Dos cosas todavía en relación con esta obra. Su título, El engaño a los ojos, nada tiene que ver con lo que en ella sucede. Es el que Cervantes menciona al final del prólogo a Ocho comedias, y ocho entremeses nuevos en relación a una comedia que dice estar componiendo. No llegó a hacerlo y yo me he tomado la libertad de tomarlo prestado. La otra cosa que quiero señalar es que la pieza carece de acotaciones. La acción tiene lugar en el gran escenario del Teatro y quise que fuera el director de escena el que, cuando se represente, recree los espacios que están sugeridos en los diálogos y haga transitar por ellos a los personajes según su criterio.

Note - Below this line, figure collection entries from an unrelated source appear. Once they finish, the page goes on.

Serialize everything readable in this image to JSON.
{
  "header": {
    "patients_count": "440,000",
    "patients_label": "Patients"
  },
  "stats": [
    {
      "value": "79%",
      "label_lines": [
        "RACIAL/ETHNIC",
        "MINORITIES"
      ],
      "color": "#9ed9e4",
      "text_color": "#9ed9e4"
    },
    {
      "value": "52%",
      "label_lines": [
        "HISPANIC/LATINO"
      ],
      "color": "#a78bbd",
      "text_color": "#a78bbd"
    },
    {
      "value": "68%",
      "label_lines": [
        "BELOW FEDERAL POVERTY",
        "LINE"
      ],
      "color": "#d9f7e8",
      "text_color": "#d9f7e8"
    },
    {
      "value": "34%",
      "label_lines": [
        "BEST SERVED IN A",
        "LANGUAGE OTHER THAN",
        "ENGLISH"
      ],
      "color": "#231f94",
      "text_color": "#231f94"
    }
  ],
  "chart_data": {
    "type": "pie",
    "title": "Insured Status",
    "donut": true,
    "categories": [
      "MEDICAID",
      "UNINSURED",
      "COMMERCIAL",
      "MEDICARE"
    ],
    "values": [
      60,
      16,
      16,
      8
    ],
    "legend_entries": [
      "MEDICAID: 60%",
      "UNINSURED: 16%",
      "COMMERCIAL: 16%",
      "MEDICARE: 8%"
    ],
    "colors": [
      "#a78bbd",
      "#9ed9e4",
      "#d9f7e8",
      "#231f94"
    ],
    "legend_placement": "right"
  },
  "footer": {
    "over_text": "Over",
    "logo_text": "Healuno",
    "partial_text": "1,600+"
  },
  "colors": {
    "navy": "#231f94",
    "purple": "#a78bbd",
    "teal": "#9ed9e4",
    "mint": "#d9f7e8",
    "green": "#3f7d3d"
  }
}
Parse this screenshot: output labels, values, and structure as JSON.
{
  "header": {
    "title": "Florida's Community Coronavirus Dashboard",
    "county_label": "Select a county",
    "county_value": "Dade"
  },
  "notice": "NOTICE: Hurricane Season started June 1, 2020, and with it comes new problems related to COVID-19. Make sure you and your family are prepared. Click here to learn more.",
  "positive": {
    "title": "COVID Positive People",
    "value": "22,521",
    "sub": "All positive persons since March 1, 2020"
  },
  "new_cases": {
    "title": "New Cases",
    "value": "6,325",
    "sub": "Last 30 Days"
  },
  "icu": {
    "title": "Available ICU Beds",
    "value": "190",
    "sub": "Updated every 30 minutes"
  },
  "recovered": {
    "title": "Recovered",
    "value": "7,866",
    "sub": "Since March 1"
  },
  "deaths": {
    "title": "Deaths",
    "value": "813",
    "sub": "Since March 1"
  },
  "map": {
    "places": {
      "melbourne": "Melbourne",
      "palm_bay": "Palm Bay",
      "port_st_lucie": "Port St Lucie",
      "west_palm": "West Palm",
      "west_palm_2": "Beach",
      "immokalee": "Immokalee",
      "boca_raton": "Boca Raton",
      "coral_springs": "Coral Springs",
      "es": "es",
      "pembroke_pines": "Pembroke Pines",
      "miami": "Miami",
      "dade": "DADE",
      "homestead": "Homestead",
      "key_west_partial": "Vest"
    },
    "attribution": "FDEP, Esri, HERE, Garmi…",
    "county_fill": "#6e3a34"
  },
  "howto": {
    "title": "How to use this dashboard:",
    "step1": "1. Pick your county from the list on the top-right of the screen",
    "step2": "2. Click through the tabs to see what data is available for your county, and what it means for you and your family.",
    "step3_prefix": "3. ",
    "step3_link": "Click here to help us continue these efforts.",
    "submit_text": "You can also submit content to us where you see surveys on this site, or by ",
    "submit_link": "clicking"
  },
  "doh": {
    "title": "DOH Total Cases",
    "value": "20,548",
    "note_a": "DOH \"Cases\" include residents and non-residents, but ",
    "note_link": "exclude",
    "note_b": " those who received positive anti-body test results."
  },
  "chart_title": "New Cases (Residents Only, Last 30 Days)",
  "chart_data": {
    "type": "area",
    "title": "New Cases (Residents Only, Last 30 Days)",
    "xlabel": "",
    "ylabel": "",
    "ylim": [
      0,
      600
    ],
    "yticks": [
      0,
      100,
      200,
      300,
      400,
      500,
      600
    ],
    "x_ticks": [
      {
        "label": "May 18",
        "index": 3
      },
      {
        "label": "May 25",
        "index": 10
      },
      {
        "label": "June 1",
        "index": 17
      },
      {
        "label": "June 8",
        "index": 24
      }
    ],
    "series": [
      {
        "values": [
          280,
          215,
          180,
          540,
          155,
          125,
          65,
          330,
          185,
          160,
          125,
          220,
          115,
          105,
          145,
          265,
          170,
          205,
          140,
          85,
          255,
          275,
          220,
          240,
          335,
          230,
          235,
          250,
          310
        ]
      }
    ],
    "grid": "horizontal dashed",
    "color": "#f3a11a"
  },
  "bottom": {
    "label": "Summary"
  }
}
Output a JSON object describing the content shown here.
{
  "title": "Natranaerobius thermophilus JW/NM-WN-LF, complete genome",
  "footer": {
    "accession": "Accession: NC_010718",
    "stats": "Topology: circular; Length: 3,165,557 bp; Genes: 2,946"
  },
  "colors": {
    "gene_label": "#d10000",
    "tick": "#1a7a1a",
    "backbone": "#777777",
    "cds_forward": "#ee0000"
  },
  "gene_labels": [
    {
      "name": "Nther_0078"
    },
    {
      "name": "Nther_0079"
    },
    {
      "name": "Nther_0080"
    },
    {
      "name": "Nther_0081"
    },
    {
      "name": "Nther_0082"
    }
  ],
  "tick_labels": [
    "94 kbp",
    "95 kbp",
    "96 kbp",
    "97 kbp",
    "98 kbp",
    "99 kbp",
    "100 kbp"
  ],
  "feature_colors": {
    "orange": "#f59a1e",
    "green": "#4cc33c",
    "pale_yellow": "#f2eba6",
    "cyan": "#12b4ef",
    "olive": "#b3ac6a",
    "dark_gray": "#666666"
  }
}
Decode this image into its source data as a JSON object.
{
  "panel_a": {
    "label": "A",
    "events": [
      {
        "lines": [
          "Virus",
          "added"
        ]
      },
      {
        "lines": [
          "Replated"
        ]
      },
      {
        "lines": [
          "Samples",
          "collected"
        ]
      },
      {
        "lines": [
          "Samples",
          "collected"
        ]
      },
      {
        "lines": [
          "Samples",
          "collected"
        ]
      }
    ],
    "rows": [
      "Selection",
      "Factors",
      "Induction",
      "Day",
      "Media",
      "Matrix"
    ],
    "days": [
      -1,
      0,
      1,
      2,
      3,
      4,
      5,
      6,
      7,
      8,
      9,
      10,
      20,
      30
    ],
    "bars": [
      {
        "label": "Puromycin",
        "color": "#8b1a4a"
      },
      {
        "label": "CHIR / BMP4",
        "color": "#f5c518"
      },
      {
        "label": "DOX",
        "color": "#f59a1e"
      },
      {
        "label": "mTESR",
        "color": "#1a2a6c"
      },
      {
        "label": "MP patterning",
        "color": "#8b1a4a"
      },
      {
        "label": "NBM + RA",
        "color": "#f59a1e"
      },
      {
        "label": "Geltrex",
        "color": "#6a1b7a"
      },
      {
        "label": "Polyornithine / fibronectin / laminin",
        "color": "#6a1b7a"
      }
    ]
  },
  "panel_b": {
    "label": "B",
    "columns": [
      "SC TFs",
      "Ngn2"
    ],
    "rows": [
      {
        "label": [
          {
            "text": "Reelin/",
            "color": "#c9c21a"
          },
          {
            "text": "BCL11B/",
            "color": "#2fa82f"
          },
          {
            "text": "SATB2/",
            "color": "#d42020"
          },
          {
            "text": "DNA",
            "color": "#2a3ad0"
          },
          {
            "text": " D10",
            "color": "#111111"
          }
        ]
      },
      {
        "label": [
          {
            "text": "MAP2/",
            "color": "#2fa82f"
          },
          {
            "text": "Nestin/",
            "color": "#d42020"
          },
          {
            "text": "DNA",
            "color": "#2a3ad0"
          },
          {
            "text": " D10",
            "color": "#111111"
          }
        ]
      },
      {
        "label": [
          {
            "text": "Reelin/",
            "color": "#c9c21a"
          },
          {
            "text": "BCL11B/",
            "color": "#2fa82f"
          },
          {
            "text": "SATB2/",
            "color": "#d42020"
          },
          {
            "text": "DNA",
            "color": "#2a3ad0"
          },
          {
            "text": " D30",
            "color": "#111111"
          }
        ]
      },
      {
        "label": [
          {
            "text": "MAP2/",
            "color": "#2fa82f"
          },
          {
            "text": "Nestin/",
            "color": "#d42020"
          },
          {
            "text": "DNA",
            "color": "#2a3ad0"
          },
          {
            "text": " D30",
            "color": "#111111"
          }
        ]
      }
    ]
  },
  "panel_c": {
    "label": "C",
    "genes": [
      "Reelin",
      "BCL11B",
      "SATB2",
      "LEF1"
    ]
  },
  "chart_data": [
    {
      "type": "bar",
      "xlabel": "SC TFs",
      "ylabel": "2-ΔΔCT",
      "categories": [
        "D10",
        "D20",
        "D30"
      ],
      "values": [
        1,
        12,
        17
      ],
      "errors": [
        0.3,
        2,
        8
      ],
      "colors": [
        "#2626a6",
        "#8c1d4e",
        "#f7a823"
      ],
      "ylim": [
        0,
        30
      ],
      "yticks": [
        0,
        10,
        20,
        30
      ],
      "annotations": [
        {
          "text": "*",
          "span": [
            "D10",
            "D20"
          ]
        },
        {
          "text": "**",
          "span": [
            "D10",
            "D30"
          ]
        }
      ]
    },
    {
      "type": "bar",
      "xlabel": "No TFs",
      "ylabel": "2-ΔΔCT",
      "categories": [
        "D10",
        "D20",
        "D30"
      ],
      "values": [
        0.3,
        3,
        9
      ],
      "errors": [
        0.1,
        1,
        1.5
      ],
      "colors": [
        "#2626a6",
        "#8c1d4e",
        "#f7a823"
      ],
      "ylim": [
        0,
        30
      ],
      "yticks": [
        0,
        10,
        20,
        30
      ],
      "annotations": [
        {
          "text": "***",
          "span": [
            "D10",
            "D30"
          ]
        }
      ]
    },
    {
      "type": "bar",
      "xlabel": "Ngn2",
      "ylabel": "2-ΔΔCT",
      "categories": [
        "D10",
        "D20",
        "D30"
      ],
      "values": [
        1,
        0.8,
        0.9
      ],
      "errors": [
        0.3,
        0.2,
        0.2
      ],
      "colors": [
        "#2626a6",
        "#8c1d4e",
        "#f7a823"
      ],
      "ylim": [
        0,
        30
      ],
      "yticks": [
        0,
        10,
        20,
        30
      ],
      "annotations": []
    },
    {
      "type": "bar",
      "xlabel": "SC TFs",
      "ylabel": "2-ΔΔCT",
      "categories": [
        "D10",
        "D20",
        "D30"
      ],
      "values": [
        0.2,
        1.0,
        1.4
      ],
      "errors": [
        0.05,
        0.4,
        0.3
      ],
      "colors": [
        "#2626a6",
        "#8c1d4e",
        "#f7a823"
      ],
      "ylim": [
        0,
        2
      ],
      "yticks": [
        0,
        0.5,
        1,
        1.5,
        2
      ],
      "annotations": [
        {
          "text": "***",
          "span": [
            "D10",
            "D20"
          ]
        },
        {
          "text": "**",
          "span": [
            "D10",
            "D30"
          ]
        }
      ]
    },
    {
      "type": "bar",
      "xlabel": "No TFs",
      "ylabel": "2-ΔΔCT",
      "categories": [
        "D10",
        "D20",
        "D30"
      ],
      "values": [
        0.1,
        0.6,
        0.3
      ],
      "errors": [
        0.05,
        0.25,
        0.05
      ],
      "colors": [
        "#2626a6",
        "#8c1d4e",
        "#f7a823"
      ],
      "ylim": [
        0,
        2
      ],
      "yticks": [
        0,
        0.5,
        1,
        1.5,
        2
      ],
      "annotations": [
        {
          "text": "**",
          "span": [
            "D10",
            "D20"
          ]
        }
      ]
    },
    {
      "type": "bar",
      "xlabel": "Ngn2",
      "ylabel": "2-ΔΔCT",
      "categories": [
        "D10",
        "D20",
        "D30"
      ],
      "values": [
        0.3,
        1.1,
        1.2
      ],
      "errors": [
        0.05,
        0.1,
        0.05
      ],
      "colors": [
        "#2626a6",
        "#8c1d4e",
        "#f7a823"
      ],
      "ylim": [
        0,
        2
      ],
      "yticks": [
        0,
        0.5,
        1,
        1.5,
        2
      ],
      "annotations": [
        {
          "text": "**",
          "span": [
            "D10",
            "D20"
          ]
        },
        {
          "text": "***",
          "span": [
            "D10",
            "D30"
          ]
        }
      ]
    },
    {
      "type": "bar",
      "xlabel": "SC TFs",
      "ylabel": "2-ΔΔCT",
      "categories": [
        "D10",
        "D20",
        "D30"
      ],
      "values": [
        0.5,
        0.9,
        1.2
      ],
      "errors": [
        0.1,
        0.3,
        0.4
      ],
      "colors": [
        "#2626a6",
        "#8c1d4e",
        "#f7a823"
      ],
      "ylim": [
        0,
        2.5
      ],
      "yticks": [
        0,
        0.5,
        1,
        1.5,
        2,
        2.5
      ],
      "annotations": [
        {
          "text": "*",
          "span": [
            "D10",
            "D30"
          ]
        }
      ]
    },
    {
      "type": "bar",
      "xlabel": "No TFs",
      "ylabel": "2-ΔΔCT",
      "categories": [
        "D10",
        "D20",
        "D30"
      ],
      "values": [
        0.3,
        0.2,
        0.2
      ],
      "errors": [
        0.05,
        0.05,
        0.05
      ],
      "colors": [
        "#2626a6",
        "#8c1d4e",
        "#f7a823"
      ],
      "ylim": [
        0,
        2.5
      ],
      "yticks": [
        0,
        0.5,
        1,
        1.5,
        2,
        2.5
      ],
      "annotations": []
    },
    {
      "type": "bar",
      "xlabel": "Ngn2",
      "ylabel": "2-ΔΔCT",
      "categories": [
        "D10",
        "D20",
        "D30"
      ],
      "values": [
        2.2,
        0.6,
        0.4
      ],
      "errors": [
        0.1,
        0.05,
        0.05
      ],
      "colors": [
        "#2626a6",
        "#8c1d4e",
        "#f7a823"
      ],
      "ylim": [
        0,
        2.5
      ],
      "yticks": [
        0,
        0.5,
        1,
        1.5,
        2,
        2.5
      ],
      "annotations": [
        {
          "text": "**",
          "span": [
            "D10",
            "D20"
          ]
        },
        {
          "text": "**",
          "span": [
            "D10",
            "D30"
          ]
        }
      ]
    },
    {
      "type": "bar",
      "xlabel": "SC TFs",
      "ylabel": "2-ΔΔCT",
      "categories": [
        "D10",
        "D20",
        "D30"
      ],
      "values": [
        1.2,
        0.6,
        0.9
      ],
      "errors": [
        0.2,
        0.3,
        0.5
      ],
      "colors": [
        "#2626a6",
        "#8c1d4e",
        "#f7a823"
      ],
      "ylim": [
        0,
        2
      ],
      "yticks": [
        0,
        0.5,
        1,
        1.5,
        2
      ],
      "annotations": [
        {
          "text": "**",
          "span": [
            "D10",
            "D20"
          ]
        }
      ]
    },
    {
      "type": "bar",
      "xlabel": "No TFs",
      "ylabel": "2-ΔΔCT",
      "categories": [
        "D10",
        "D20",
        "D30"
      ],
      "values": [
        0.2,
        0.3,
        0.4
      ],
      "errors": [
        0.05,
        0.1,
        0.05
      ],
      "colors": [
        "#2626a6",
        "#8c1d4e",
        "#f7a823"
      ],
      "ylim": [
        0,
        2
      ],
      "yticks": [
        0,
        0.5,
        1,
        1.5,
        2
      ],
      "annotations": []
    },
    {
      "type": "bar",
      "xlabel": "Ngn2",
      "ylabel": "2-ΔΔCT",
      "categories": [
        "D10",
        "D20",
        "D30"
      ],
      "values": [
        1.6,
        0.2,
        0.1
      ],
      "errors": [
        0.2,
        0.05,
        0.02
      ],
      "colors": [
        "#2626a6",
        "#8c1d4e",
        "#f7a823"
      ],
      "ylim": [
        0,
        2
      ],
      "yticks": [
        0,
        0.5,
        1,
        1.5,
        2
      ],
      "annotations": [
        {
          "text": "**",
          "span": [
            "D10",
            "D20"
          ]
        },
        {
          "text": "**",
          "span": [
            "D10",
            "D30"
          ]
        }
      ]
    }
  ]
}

No quiero concluir mi intervención sin dedicar unas líneas a esa obrita de la que hablado más arriba: En aquel lugar de la Mancha. Hace algunos meses, Juan Antonio Hormigón, Secretario General de la Asociación de Directores de Escena, me habló de hacer algo basado en El Quijote. A pesar de mi rechazo a las adaptaciones de novelas, le escuche por no parecer descortés. Sin embargo, de lo que dijo, hubo algo que llamó mi atención. En la pieza no debían figurar ni don Quijote ni Sancho. Había que buscar los protagonistas entre el numeroso censo de personajes secundarios que aparecen en la novela. No me comprometí formalmente a cumplir el encargo, pero las ideas sobre lo que podía hacer se iban acumulando y casi sin darme cuenta fui asumiendo, poco al poco, el proyecto. Traté, en primera instancia, de elaborar un censo de personajes, pero empezó a ser tan voluminoso que desistí. Aunque había encontrado algunos fascinantes, no encontraba la forma de encajarlos en ninguno de los esquemas que iba trazando. Llegue a la conclusión de que los elegidos debían tener algo en común. Decidí que todos fueran vecinos de don Quijote, es decir, habitantes de aquel lugar de la Mancha en el que vivía. Así, la nómina más que centenaria de personajes, se redujo a unos cuantos y, de estos, me quedé con el ama, la sobrina, el cura, el barbero, el bachiller Sansón Carrasco, Teresa Panza y un par de vecinos del pueblo. Completado el reparto, el paso siguiente era establecer la relación entre ellos y no encontré mejor nexo que el personaje ausente, el hidalgo caballero. ¿El hidalgo llamado Alonso Quijano o el caballero andante don Quijote? ¿El hombre o el mito? Me decanté por el hombre. No tanto porque sea la vertiente menos tratada por los que se han acercado al personaje, como porque atraía su condición de perdedor. Perdedor, porque, como sugiere Milan Kundera, Alonso Quijano quiso erigirse en un personaje legendario de caballero andante, pero Cervantes consiguió todo lo contrario: situarle a ras del suelo. Asegura Kundera que el personaje es un claro ejemplo de que la vida humana, como tal, es una derrota y que lo único que podemos hacer es intentar comprenderla. El don Quijote del que hablan los personajes de mi obra es el que siempre vuelve a casa apaleado. En torno a los tres regresos del hidalgo a su aldea gira el argumento.